まるで夢遊病者のように、湖に向かって歩き出したのだ。
「ちょっ……冬夜。お前、どうしたんだよ!」
叫んだ遥の声が聞こえないらしく、ザブザブと水の中へと入って行く。
「呼んでる……」
呟く冬夜の瞳は、まるで他の何かを見つめているように遠い。
「冬夜、それ以上入ったら危ない! 冬夜! 冬夜!」
叫んで冬夜を追いかける遥を、幸太が必死に止める。
「先輩! 遥先輩も危ないです!」
「離せ! 冬夜が……冬夜が……!」
遥が必死に伸ばした手が、やっと冬夜のシャツを掴んだ。
すると水面が波打ち始める。
小さな渦が起こり始め、その渦が大きくなって行く。
遥は離れまいと、自分のベルトを抜き取り冬夜のベルトに通して遥のベルト通しにベルトを止めた。
「遥先輩、遥先輩!」
幸太も必死に遥の腕を掴む。
バシャバシャと音を立て、小さな渦が大きくなって行く。
渦が三人を巻き込み、湖の中へと流して行く。
大きな渦に流される中、幸太は満月を見た。
(満月……?)
幸太はぼんやりと薄れ行く意識の中で、満月と一緒に真っ赤に狂い咲く桜の木を見た──ような気がした。
その時、幸太の耳に──歌が聴こえてきた。
泣いているような、悲しそうな歌声。

『ずっと……ずっと……祈り捧げる
 この身 朽ち果てても……』

懐かしい歌声。
幸太は、誰かが自分を呼んでいるような気がした。

『三郎太……』
懐かしい、大好きだった声。

(誰……だっけ……?)

幸太はぼんやりとした意識の中、記憶を辿る。
遠い遠い懐かしい記憶──。

幸太は懐かしい声の方に手を伸ばす。
その手を、懐かしい手が握り締めた。

『三郎太、お願い。
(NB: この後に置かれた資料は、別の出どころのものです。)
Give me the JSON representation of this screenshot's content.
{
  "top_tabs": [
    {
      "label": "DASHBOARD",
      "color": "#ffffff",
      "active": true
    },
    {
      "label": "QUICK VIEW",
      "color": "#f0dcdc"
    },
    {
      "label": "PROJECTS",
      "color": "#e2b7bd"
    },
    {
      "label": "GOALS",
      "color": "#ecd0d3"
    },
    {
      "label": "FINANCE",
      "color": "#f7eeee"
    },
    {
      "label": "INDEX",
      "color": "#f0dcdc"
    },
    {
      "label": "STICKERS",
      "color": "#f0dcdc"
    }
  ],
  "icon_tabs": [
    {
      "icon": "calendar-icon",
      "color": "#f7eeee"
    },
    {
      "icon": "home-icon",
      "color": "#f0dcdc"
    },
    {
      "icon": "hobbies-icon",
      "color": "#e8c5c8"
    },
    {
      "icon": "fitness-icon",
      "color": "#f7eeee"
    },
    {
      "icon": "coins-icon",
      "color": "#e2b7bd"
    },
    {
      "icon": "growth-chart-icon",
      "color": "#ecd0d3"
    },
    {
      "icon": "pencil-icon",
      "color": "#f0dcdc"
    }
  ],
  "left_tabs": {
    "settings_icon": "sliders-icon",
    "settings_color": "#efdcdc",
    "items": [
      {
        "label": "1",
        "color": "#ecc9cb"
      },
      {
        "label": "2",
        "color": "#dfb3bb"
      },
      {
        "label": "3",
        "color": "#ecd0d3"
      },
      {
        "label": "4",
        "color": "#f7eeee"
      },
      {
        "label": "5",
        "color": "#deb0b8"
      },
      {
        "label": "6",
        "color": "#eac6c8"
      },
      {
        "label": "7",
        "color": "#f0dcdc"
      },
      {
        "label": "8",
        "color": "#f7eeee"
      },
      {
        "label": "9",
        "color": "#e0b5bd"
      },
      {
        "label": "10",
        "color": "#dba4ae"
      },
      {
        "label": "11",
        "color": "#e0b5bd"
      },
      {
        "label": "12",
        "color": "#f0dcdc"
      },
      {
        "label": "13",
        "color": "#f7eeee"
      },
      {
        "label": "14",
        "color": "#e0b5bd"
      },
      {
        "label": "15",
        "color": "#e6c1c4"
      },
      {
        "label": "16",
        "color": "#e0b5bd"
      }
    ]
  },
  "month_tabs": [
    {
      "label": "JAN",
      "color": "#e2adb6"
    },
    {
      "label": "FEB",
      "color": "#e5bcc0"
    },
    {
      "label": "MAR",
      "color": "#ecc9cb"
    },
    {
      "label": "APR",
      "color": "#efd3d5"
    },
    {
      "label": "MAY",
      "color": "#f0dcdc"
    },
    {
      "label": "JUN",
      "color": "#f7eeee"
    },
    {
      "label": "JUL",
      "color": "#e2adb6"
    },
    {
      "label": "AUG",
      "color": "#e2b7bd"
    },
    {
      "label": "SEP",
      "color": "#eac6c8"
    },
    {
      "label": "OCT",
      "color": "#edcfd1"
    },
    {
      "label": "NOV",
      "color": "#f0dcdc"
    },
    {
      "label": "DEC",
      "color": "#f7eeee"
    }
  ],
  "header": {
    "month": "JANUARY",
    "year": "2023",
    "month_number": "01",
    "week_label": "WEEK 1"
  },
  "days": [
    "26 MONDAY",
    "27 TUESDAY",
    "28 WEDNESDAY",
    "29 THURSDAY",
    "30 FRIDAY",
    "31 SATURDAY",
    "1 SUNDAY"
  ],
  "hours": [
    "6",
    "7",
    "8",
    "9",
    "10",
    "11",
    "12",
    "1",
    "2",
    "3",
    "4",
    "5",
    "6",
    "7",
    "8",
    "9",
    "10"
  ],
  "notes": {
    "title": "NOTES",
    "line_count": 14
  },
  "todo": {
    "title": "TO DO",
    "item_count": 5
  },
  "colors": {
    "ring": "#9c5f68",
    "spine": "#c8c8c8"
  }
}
若を……若を助けて……』

ぼんやりとした意識の中、綺麗な女性が幸太の手を引き上げた。

漆黒の瞳。真珠のように白く滑らかな肌。
瞳を縁取る睫毛は長く、目元に影を作る。
息を飲むほどに美しいその女性を見て、幸太の唇が自然に動く。

「奥様……」

頭の記憶というより、魂の記憶が綺麗な女性をそう呼んだ。

心配そうに幸太を見つめる女性が、そっと幸太の頬に触れた。

懐かしい温もりに包まれながら、
幸太の意識は静かに闇の中へと沈んでいった。